ÉTAT DES LIEUX | Le Front national, complètement marginalisé, est aujourd'hui divisé dans notre pays, en deux clans opposés. Leur enjeu : la récupération de la propriété du sigle et du nom de ce parti d'extrême droite. En vue d'un retour espéré sur la scène politique en 2012, lors des prochaines communales et en profitant d'un succès déjà annoncé de Marine Le Pen à la Présidentielle française. Ce 30 octobre, l'asbl fondatrice du frontisme en Belgique fêtera, près de Charleroi, ses 25 ans d'existence. Sous haute tension : ses dissidents deviennent de plus en plus menaçant à son égard. La guerre de clans pourrait être « sanglante » | L’AVENIR DE L’EXTRÊME DROITE FRANCOPHONE EN JEU !


L'association sans but lucratif « Front National-Nationaal front » (FN-NF) a été fondée en 1985 autour de Daniel Féret, dans la capitale belge. Cette asbl est la couverture légale et historique du parti politique du même nom. Suite à sa condamnation pour racisme en 2006 et l'implosion du Front national l'année d'après, Féret s'est mis en retraite politique et s'est exilé dans sa villa luxueuse du Sud de la France, au Cap d'Agde. 

 

En août 2009, au cours d'une assemblée générale, Salvatore Nicotra, fidèle homme de confiance de Daniel Féret, lui a succédé à la présidence de l'asbl FN-NF. Depuis, ce jeune conseiller communal, à Fleurus, petite commune wallonne près de la ville de Charleroi, s'est dépensé sans compter pour restructurer la formation politique d'extrême droite qui eut dans la région carolo ses heures de gloire à plusieurs élections.


Ce samedi 30 octobre, une réception se donnera pour fêter les 25 ans d'existence de l'asbl FN-NF. Les festivités frontistes auront lieu à Fleurus, au siège administratif de l'association de gestion du parti. Un second événement, toujours à l'occasion de son anniversaire, aura lieu cette fois-ci à Bruxelles, le 26 novembre prochain. Sans doute dans un café de la commune de Saint-Gilles. Plusieurs figures relativement importantes de l'histoire du Front national sont annoncées ce samedi à la fête du FN-NF : des transfuges de dissidences frontistes et du mouvement néofasciste Nation notamment, comme Emanuele Licari di Castel Mola (ancien président du Front national des jeunes, FNJ, passé ensuite à Nation), la tête de liste bruxelloise aux régionales de 2009 des Forces nouvelles belges (FNB, liste électorale mise en place sous l'égide de Patrick Cocriamont), l'un des avocats de plusieurs repris de justice d'extrême droite, l'abbé Christian Haudegand (membre de la direction du mouvement Wallonie d'abord !)... Une soixante de personnes devrait être présente ce samedi au 25 ans du parti frontiste.

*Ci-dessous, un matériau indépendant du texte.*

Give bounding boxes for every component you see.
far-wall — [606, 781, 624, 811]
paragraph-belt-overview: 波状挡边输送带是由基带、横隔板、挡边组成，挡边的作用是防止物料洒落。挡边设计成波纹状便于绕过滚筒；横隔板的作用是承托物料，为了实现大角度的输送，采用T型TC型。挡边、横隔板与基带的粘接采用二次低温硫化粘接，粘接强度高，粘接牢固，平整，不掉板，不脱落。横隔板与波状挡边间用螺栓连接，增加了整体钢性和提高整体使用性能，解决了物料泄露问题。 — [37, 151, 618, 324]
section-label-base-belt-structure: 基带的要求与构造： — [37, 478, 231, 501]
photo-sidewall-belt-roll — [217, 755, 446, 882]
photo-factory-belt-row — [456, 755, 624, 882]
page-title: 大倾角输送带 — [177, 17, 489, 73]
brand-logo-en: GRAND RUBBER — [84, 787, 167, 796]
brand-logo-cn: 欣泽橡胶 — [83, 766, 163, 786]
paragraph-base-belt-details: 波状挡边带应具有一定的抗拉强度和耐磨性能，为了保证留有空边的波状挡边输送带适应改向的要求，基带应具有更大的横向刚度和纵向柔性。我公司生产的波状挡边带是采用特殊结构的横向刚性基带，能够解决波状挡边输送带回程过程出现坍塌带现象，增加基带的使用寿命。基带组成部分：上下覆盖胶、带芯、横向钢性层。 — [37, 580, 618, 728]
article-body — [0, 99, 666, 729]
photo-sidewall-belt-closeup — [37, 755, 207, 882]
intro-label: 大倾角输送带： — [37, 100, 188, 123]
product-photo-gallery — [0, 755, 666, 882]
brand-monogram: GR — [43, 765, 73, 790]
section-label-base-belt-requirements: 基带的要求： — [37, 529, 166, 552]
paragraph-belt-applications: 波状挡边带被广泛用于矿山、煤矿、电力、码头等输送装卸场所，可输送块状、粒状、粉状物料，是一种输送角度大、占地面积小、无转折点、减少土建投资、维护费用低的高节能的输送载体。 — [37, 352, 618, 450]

FN CANAL HISTORIQUE CONTRE FN BIS

Mais la tension sera aussi certainement au rendez-vous, puisque des dissidents du « FN canal historique » ont également annoncé une présence musclée à Fleurus. Des « crânes rasés » - liés à Nation - pourraient se rendre jusqu'aux portes du siège du FN-NF. De plus en plus sous tension à cause du maintien de la structure historique du parti, ses opposants sont rassemblés dans un autre « clan frontiste », qui se présente comme étant le « FN réunifié ». Ce dernier est présidé par Patrick Cocriamont, député fédéral du parti de 2004 à 2010. On y retrouve aussi les ex-députés régionaux wallons Charles Pire et Charles Petitjean, fondateurs d'une Fédération des nationalistes wallons (FNW) des plus fantomatiques sur le terrain politique, les lieutenants du désormais ancien sénateur Michel Delacroix et de l'ex-député régional Daniel Huygens, ainsi que les restes du mouvement néofasciste Nation, qui après plusieurs expériences électorales désastreuses s'est soumis à l'idée qu'en dehors du Front national, il n'y avait plus d'autre alternative ni opposition nationaliste possible.

 

GUERRE DEVANT LES TRIBUNAUX

Les deux FN en présence se livrent à une guéguerre interminable, à coup de procès et de campagnes en-dessous de la ceinture. Tous deux, ils se disputent toujours à l'heure actuelle l'héritage du Front national historique. Ce 28 octobre, une décision du tribunal de première instance de Liège a donné raison aux dissidents du « FN canal historique » : elle interdit à Salvatore Nicotra d’user à quelque titre que ce soit, personnellement ou indirectement, la flamme tricolore (le sigle du FN depuis sa création) et le nom «Front national». Mais Salvatore Nicotra ne compte pas en rester là. Il interjettera appel de cette décision. Par ailleurs, en septembre dernier, lui aussi, était déjà passé à l'offensive judiciaire contre ses adversaires en déposant plainte au pénal, auprès de la Procureure du roi de Liège, Danièle Reynders. La plainte en question cible nommément l'avocat des dissidents frontistes pour menaces, harcèlement et procédure illégale. Action judiciaire doublée d'une plainte pour les mêmes motifs déposée auprès du Bâtonnier du Barreau de Liège. La saga judiciaire entre les frontistes donnera sans doute lieu à de nouveaux rebondissements, dans les mois à venir.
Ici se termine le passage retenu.